Argentina’s Central Bank expects to hold its benchmark interest rate at 97 percent through the August PASO primary elections as officials estimate monthly inflation slowed in June, according to two people with direct knowledge of the matter.
Central Bank officials expect monthly price increases slowed to less than seven percent last month, justifying the rate hike pause, according to the people, who asked not to be named to discuss upcoming policy decisions.
The monetary authority is reluctant to cut the benchmark rate, one of the world’s highest, given the election uncertainty and pressures on the exchange market ahead of the primary vote. One of the officials sees July monthly inflation similar to June.
Argentina’s Central Bank raised rates from 75 percent to 97 percent from March to May in a bid to cool prices running at the fastest pace in decades.
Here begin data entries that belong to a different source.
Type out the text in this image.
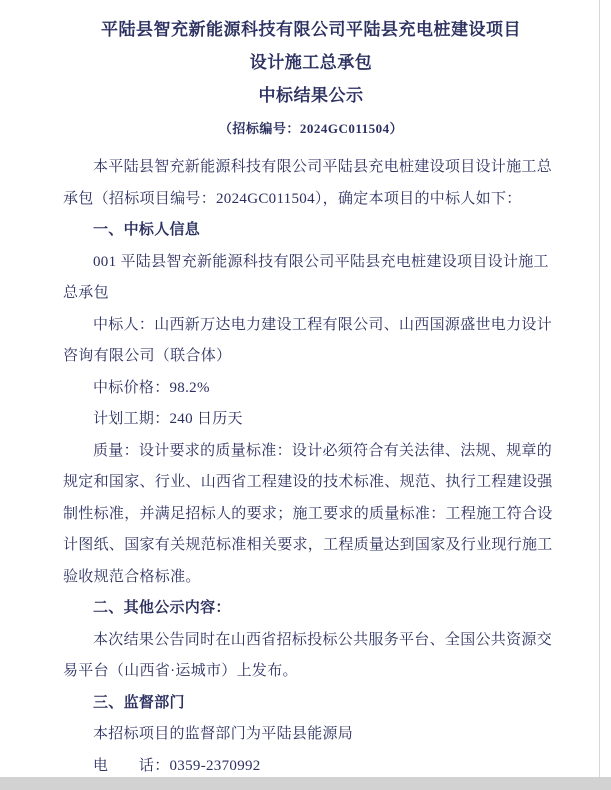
平陆县智充新能源科技有限公司平陆县充电桩建设项目
设计施工总承包
中标结果公示
（招标编号：2024GC011504）

本平陆县智充新能源科技有限公司平陆县充电桩建设项目设计施工总承包（招标项目编号：2024GC011504），确定本项目的中标人如下：

一、中标人信息

001 平陆县智充新能源科技有限公司平陆县充电桩建设项目设计施工总承包

中标人：山西新万达电力建设工程有限公司、山西国源盛世电力设计咨询有限公司（联合体）

中标价格：98.2%

计划工期：240 日历天

质量：设计要求的质量标准：设计必须符合有关法律、法规、规章的规定和国家、行业、山西省工程建设的技术标准、规范、执行工程建设强制性标准，并满足招标人的要求；施工要求的质量标准：工程施工符合设计图纸、国家有关规范标准相关要求，工程质量达到国家及行业现行施工验收规范合格标准。

二、其他公示内容：

本次结果公告同时在山西省招标投标公共服务平台、全国公共资源交易平台（山西省·运城市）上发布。

三、监督部门

本招标项目的监督部门为平陆县能源局

电　　话：0359-2370992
Annual inflation has surged into triple-digit territory as money printing, a record drought and persistent fears of an abrupt currency devaluation fuel more price hikes ahead of a wide open presidential election. The index unexpectedly cooled for the first time in six months last May, breaking a streak even as price pressures remained very high.
Economists surveyed by Argentina’s Central Bank see prices rising 149 percent annually by the end of this year and a three percent contraction in gross domestic product. The government faces an uphill battle in the October 22 general election amid a deep economic crisis. Investors hope a shift toward a pro-business government will put an end to years of financial mismanagement in the country.